Когда византийцы попросили вернуть им Галлиполи, сын Орхана Сулейман посетовал, что ислам, как ни жаль, не позволяет своим последователям отступать. Уверенность турок в своем превосходстве была заразительной. Горожане спешили им навстречу с ключами от замков и крепостных стен. Солдаты, как мусульмане, так и христиане, просили принять их на службу в османскую армию. В 1393 году герцог Афинский (латинянин) обвинил православного митрополита в заговоре с целью сдать город туркам. В 1374 году честолюбивый сын византийского императора, став наместником Салоник, провозгласил своей главной задачей сопротивление туркам; однако жители города, прикинув, во что им может обойтись такая воинственность, вскоре его изгнали.[5]

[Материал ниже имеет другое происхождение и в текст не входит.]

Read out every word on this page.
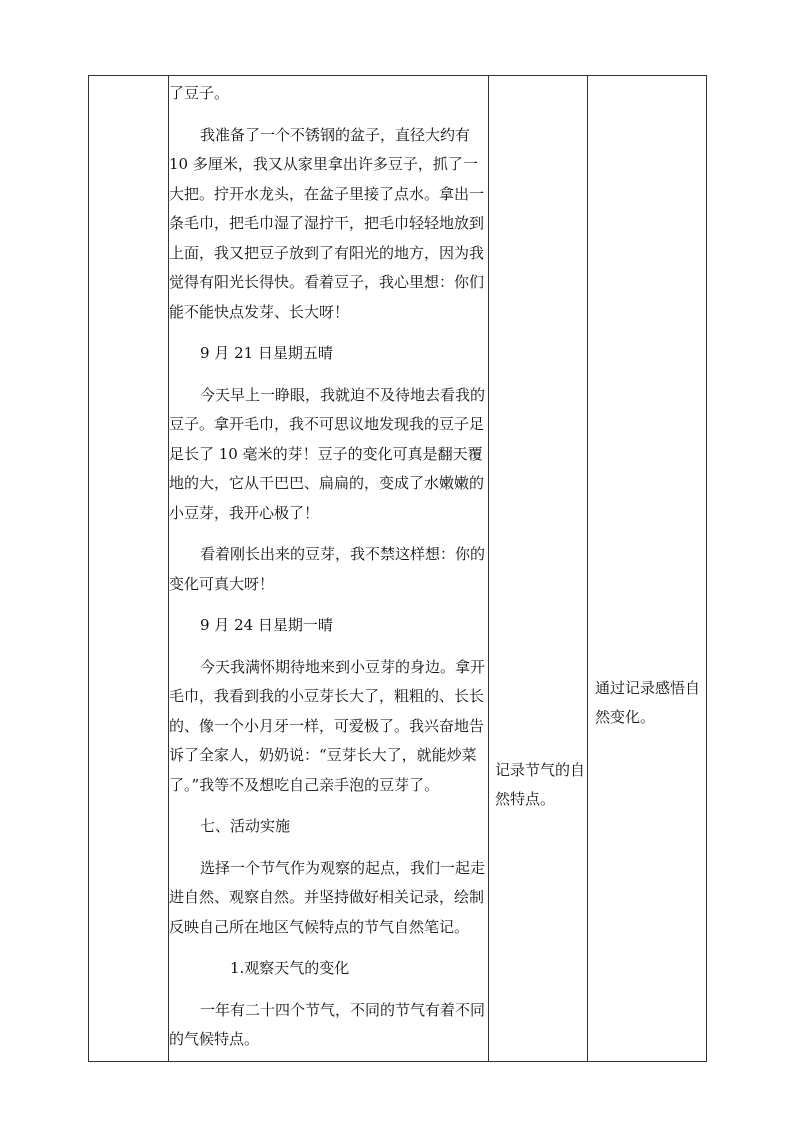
了豆子。

我准备了一个不锈钢的盆子，直径大约有 10 多厘米，我又从家里拿出许多豆子，抓了一大把。拧开水龙头，在盆子里接了点水。拿出一条毛巾，把毛巾湿了湿拧干，把毛巾轻轻地放到上面，我又把豆子放到了有阳光的地方，因为我觉得有阳光长得快。看着豆子，我心里想：你们能不能快点发芽、长大呀！

9 月 21 日星期五晴

今天早上一睁眼，我就迫不及待地去看我的豆子。拿开毛巾，我不可思议地发现我的豆子足足长了 10 毫米的芽！豆子的变化可真是翻天覆地的大，它从干巴巴、扁扁的，变成了水嫩嫩的小豆芽，我开心极了！

看着刚长出来的豆芽，我不禁这样想：你的变化可真大呀！

9 月 24 日星期一晴

今天我满怀期待地来到小豆芽的身边。拿开毛巾，我看到我的小豆芽长大了，粗粗的、长长的、像一个小月牙一样，可爱极了。我兴奋地告诉了全家人，奶奶说：“豆芽长大了，就能炒菜了。”我等不及想吃自己亲手泡的豆芽了。

七、活动实施

选择一个节气作为观察的起点，我们一起走进自然、观察自然。并坚持做好相关记录，绘制反映自己所在地区气候特点的节气自然笔记。

1.观察天气的变化

一年有二十四个节气，不同的节气有着不同的气候特点。

记录节气的自然特点。
通过记录感悟自然变化。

Сама близость турок производила опустошительное воздействие на сопредельные земли. При их приближении люди бежали прочь со всем своим скарбом и скотом, оставляя за собой пустоту, которая естественным образом заполнялась турками. Многие их великие победы были одержаны в битвах, где не они были нападающей стороной. Они редко сами искали повода для ссоры, но никогда не оставляли вызов без ответа. Битва на Косовом поле была следствием восстания сербов. Шестьдесят лет спустя на том же самом месте была одержана еще одна победа: на этот раз сербы при поддержке венгров нарушили перемирие и выступили в направлении Эдирне. В 1448 году, как и в 1389-м, победа османов на Косовом поле имела далеко идущие последствия.
В 1356 году корабль, на котором плыл один епископ, потерпел крушение у южного берега Мраморного моря. Турки доставили епископа в летний шатер Орхана, где его приняли по-царски; однако при этом ему было сказано, что они, турки, суть орудие в руках Бога и что их успехи доказывают истинность мусульманской веры; сам Всевышний ведет их с востока на запад, не оставляя своим попечением. Сто лет спустя султан самолично объявил гостю из Венеции, что «времена изменились и теперь мы пройдем с востока на запад, как прежде люди Запада приходили на Восток. В мире должна быть одна империя и одна религия». Продвижение турок оказывало на современников такое завораживающее воздействие, столь жалки, двуличны и разобщены были их противники, таким сверхъестественным казался их успех, что два века спустя сам Лютер пришел к тому же выводу, что и султан, и вслух размышлял о том, следует ли вообще сопротивляться их наступлению — не значит ли это противиться божественной воле?
Турки-османы нигде не были ассимилированы завоеванными народами. Они побеждали слишком быстро, слишком крепко держались за свои обычаи и слишком сильно гордились своей верой, слишком эффективной была их организация — балканским христианам просто нечему было их учить. Что же до них самих — до всех этих горделивых беев и воинов, которые едва ли могли даже притвориться, что способны владеть обуревающими их страстями, то представители молодой османской династии весьма скоро расстались со старыми представлениями о равенстве, свойственными приграничью, и мало-помалу, начав с нуля, превратились в полноценных монархов. Имя Османа поминалось в пятничных молитвах — честь, которую в исламских странах было принято оказывать правителю; имя его сына Орхана стали чеканить на монетах. Осман и Орхан пировали вместе со своими боевыми товарищами, самолично следили за тем, чтобы их скакуны были надлежащим образом подкованы, и имели привычку одеваться так скромно, что еще в начале XV века чужестранцу, попавшему на похороны матери Мурада II, пришлось попросить стоявших рядом подсказать ему, кто именно из присутствующих — султан. Однако власть османских владык над своими подданными росла вместе с территорией империи. Данышмендиды, предводители другого турецкого племени, процветавшего в XIII веке, тоже были гази и отнимали у византийцев города на понтийском побережье; однако Мурад, сын Орхана, повелел перевести историю их государства с персидского языка лишь потому, что хотел услышать (именно услышать, поскольку грамоте обучен не был) о том, как их могущество в конечном итоге иссякло, как иссякает река в иссушенной солнцем степи.
5
Бедный Мануил! Из страха перед турками император отказался дать ему убежище в Константинополе, так что ему не осталось ничего иного, как отправиться к самим туркам, которым он и служил верой и правдой до 1394 г.